Kebocoran Dana Desa menjadi prima dalam sorotan Nasional, segala upaya segera diusahakan, banyak pengawas dana desa dibentuk untuk mencegah kebocoran dana Desa. Namun, sudah tepatkah langkah yang ditempuh? Jangan-jangan dana bocor bukan karena kurangnya pengawasan. Melainkan, kesalahan dalam kebijakan dan aplikasi yang dilakukan oleh kemendes sendiri. Jika demikian halnya. Maka, kebijakan yang salah dan aplikasi praktek yang belum sempurna, mendesak untuk segera dilakukan perbaikan, sebelum mendatangkan segala macam pengawas dana Desa.
Ilustrasinya, ketika ada Kucing mencuri ikan di rumah, jangan buru-buru memanggil Polisi untuk menangkap sang Kucing. Bisa saja, kesalahan bukan pada Kucing. Melainkan, pada pemilik rumah, karena meletakkan Ikan di Meja makan. Mengapa tidak menyimpannya pada Lemari makan. Jika perlu, lemari makan dikunci, kemudian kunci lemari makan dikantongi oleh pemilik rumah.
Sumber-sumber kebocoran Dana Desa cukup banyak, saya ingin mencermatinya secara detail.
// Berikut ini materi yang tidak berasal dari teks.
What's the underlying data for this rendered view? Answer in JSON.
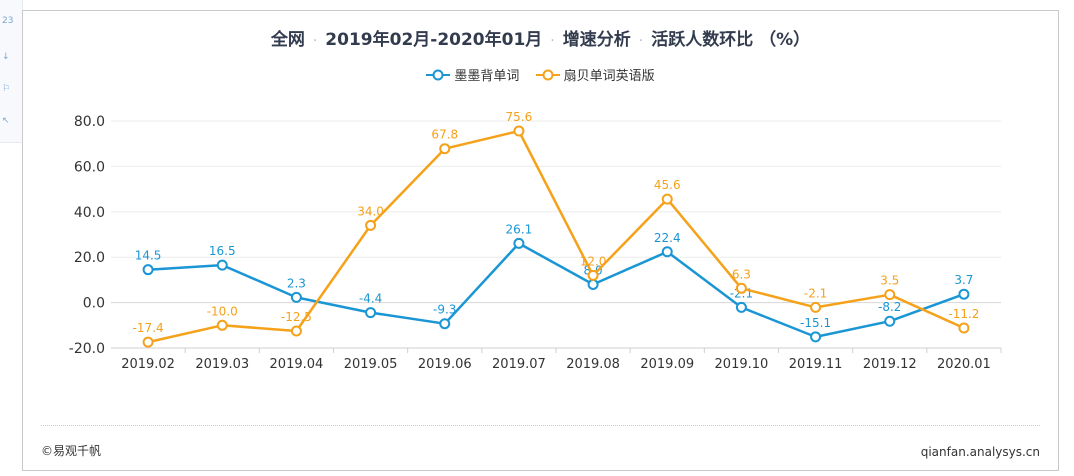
{
  "header": {
    "title_parts": [
      "全网",
      "2019年02月-2020年01月",
      "增速分析",
      "活跃人数环比 （%）"
    ],
    "separator": "·"
  },
  "colors": {
    "series_a": "#1a96d4",
    "series_b": "#f5a11a",
    "grid": "#ececec",
    "axis_text": "#333333"
  },
  "chart_data": {
    "type": "line",
    "title": "全网 · 2019年02月-2020年01月 · 增速分析 · 活跃人数环比 （%）",
    "categories": [
      "2019.02",
      "2019.03",
      "2019.04",
      "2019.05",
      "2019.06",
      "2019.07",
      "2019.08",
      "2019.09",
      "2019.10",
      "2019.11",
      "2019.12",
      "2020.01"
    ],
    "ylim": [
      -20,
      80
    ],
    "yticks": [
      "80.0",
      "60.0",
      "40.0",
      "20.0",
      "0.0",
      "-20.0"
    ],
    "grid": true,
    "legend_position": "top-center",
    "series": [
      {
        "name": "墨墨背单词",
        "values": [
          14.5,
          16.5,
          2.3,
          -4.4,
          -9.3,
          26.1,
          8.0,
          22.4,
          -2.1,
          -15.1,
          -8.2,
          3.7
        ],
        "labels": [
          "14.5",
          "16.5",
          "2.3",
          "-4.4",
          "-9.3",
          "26.1",
          "8.0",
          "22.4",
          "-2.1",
          "-15.1",
          "-8.2",
          "3.7"
        ]
      },
      {
        "name": "扇贝单词英语版",
        "values": [
          -17.4,
          -10.0,
          -12.5,
          34.0,
          67.8,
          75.6,
          12.0,
          45.6,
          6.3,
          -2.1,
          3.5,
          -11.2
        ],
        "labels": [
          "-17.4",
          "-10.0",
          "-12.5",
          "34.0",
          "67.8",
          "75.6",
          "12.0",
          "45.6",
          "6.3",
          "-2.1",
          "3.5",
          "-11.2"
        ]
      }
    ]
  },
  "footer": {
    "source": "©易观千帆",
    "site": "qianfan.analysys.cn"
  },
  "sidebar_fragments": [
    "23",
    "↓",
    "⚐",
    "↖"
  ]
}
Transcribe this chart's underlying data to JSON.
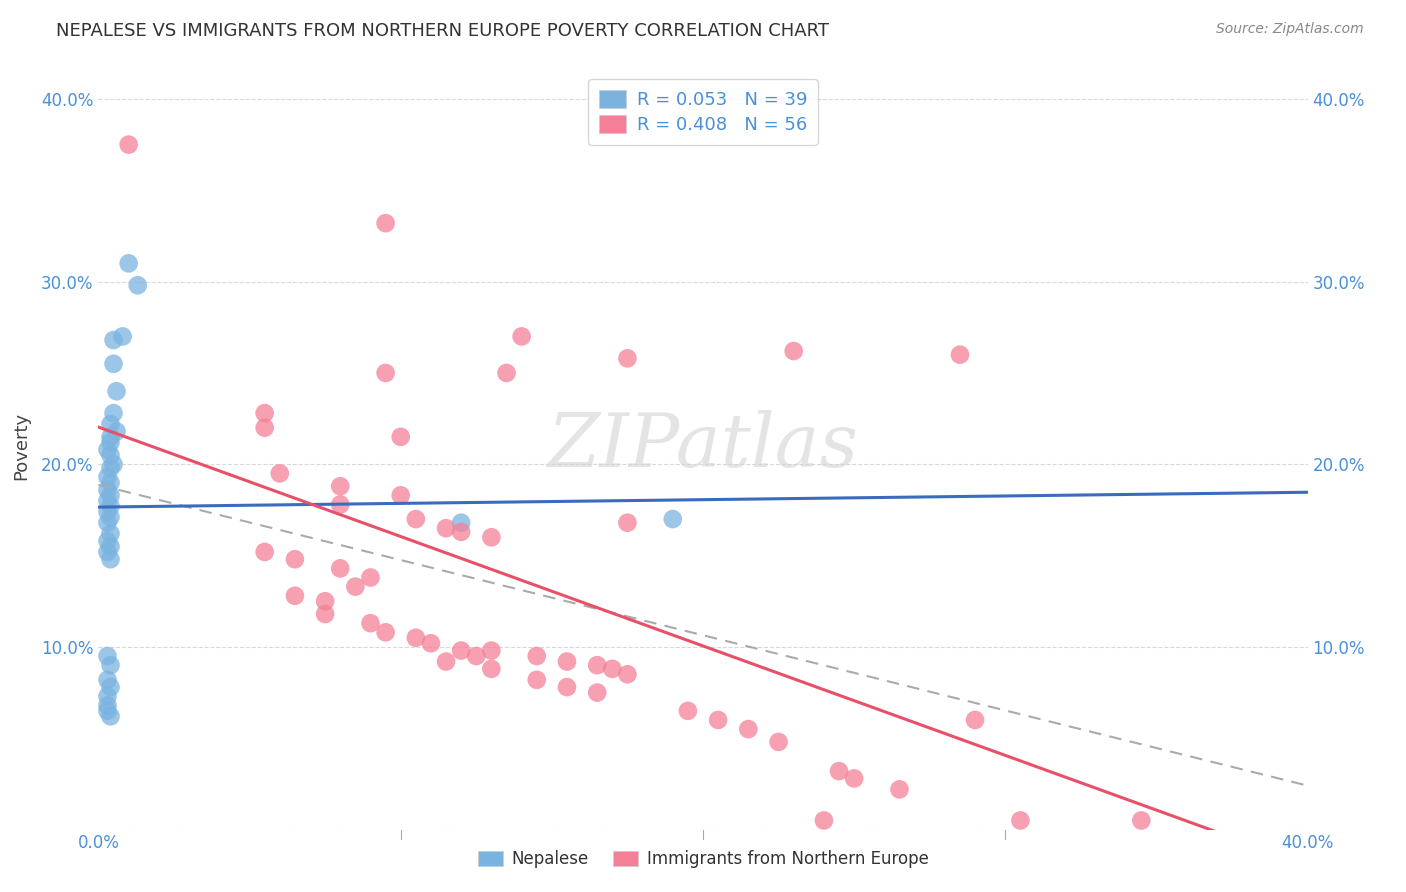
{
  "title": "NEPALESE VS IMMIGRANTS FROM NORTHERN EUROPE POVERTY CORRELATION CHART",
  "source": "Source: ZipAtlas.com",
  "ylabel": "Poverty",
  "nepalese_color": "#7ab3e0",
  "northern_europe_color": "#f48098",
  "nepalese_line_color": "#3a6bbf",
  "northern_europe_line_color": "#e8506a",
  "dashed_line_color": "#aaaaaa",
  "background_color": "#ffffff",
  "grid_color": "#d8d8d8",
  "nepalese_points": [
    [
      0.01,
      0.31
    ],
    [
      0.013,
      0.298
    ],
    [
      0.008,
      0.27
    ],
    [
      0.005,
      0.268
    ],
    [
      0.005,
      0.255
    ],
    [
      0.006,
      0.24
    ],
    [
      0.005,
      0.228
    ],
    [
      0.004,
      0.222
    ],
    [
      0.006,
      0.218
    ],
    [
      0.004,
      0.215
    ],
    [
      0.004,
      0.212
    ],
    [
      0.003,
      0.208
    ],
    [
      0.004,
      0.205
    ],
    [
      0.005,
      0.2
    ],
    [
      0.004,
      0.198
    ],
    [
      0.003,
      0.193
    ],
    [
      0.004,
      0.19
    ],
    [
      0.003,
      0.186
    ],
    [
      0.004,
      0.183
    ],
    [
      0.003,
      0.18
    ],
    [
      0.004,
      0.177
    ],
    [
      0.003,
      0.174
    ],
    [
      0.004,
      0.171
    ],
    [
      0.003,
      0.168
    ],
    [
      0.004,
      0.162
    ],
    [
      0.003,
      0.158
    ],
    [
      0.004,
      0.155
    ],
    [
      0.003,
      0.152
    ],
    [
      0.004,
      0.148
    ],
    [
      0.12,
      0.168
    ],
    [
      0.003,
      0.095
    ],
    [
      0.004,
      0.09
    ],
    [
      0.003,
      0.082
    ],
    [
      0.004,
      0.078
    ],
    [
      0.003,
      0.073
    ],
    [
      0.003,
      0.068
    ],
    [
      0.19,
      0.17
    ],
    [
      0.003,
      0.065
    ],
    [
      0.004,
      0.062
    ]
  ],
  "northern_europe_points": [
    [
      0.01,
      0.375
    ],
    [
      0.095,
      0.332
    ],
    [
      0.14,
      0.27
    ],
    [
      0.23,
      0.262
    ],
    [
      0.095,
      0.25
    ],
    [
      0.135,
      0.25
    ],
    [
      0.055,
      0.228
    ],
    [
      0.055,
      0.22
    ],
    [
      0.1,
      0.215
    ],
    [
      0.06,
      0.195
    ],
    [
      0.08,
      0.188
    ],
    [
      0.1,
      0.183
    ],
    [
      0.08,
      0.178
    ],
    [
      0.105,
      0.17
    ],
    [
      0.175,
      0.168
    ],
    [
      0.115,
      0.165
    ],
    [
      0.12,
      0.163
    ],
    [
      0.13,
      0.16
    ],
    [
      0.055,
      0.152
    ],
    [
      0.065,
      0.148
    ],
    [
      0.08,
      0.143
    ],
    [
      0.09,
      0.138
    ],
    [
      0.085,
      0.133
    ],
    [
      0.065,
      0.128
    ],
    [
      0.075,
      0.125
    ],
    [
      0.075,
      0.118
    ],
    [
      0.09,
      0.113
    ],
    [
      0.095,
      0.108
    ],
    [
      0.105,
      0.105
    ],
    [
      0.11,
      0.102
    ],
    [
      0.12,
      0.098
    ],
    [
      0.125,
      0.095
    ],
    [
      0.115,
      0.092
    ],
    [
      0.13,
      0.088
    ],
    [
      0.285,
      0.26
    ],
    [
      0.175,
      0.258
    ],
    [
      0.13,
      0.098
    ],
    [
      0.145,
      0.095
    ],
    [
      0.155,
      0.092
    ],
    [
      0.165,
      0.09
    ],
    [
      0.17,
      0.088
    ],
    [
      0.175,
      0.085
    ],
    [
      0.145,
      0.082
    ],
    [
      0.155,
      0.078
    ],
    [
      0.165,
      0.075
    ],
    [
      0.195,
      0.065
    ],
    [
      0.205,
      0.06
    ],
    [
      0.215,
      0.055
    ],
    [
      0.225,
      0.048
    ],
    [
      0.245,
      0.032
    ],
    [
      0.25,
      0.028
    ],
    [
      0.265,
      0.022
    ],
    [
      0.29,
      0.06
    ],
    [
      0.305,
      0.005
    ],
    [
      0.24,
      0.005
    ],
    [
      0.345,
      0.005
    ]
  ]
}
Sehingga, ketika tulisan ini terlalu panjang, akan ada tulisan berikutnya dengan topic yang sama, "mencermati sumber kebocoran Dana Desa". Kita berusaha mencari akar masalahnya, lalu dari akar masalah itu, dicari solusinya. Sehingga, ketika semua masalah jelas, kebocoran yang terjadi, dapat dibuat seminimal mungkin, dari yang minimal itulah tugas para pengawas dapat dilakukan efektif.
Inilah beberapa sumber kebocoran dana desa, antara lain.
Kebocoran Pada Bidang Infra Struktur.
Pada pekerjaan infra struktur, banyak sekali celah bocornya dana desa. Hal ini, dapat terjadi, karena peluang untuk bocor saling memiliki keterkaitan erat. Salah saja kita menangani satu masalah, maka masalah itu akan merembet pada masalah sebelahnya, hingga hasil akhirnya terjadi kebocoran dana desa.
Diantara masalah-masalah itu;
Satu, Beban Kerja yang Sangat Tinggi vs Salary Rendah.
Berbeda dengan era PNPM, maka beban kerja yang dihadapi pada era pendampingan desa cukup berat. Jika pada era PNPM satu kecamatan, pekerjaan fisik hanya empat hingga enam pekerjaan fisik. Namun, pada era pedampingan desa, penambahan itu sangat luar biasa. Satu desa bisa mengerjakan pekerjaan fisik hingga enam pekerjaan. Jika diasumsikan saja satu kecamatan sepuluh desa. Maka, pekerjaan fisik akan menjadi enam puluh (60) item. Itu artinya, sepuluh kali lipat dibanding era PNPM.
Pertanyaannya dimana keberatannya? Jika dihubungkan pada soal tekhnis an sicht, jawabnya mungkin saja tak masalah. Namun, jika dilihat dari besaran salary yang diterima oleh PDTI, maka disini, peluang bocornya dana Desa terbuka.
Pertimbangannya, dengan gaji yang diterima setengah dari gaji era PNPM, yakni, sebesar gaji UMR DKI dan beban kerja yang sepuluh kali lebih berat dari PNPM, maka, ketika ada tawaran main mata dari TPK atau pihak Desa. Maka peluang itu, menjadi godaan yang sulit untuk tidak diterima. Adagiumnya, kesalahan bukan hanya disebabkan oleh pribadi si pelaku, tetapi juga disebabkan factor external luar yang membuka peluang. Soal yang demikian, hendaknya menjadi pertimbangan Kemendesa untuk menutupi sisi lemahnya, sehingga kemungkinan main mata antara PDTI dan Desa dapat diminimalisir.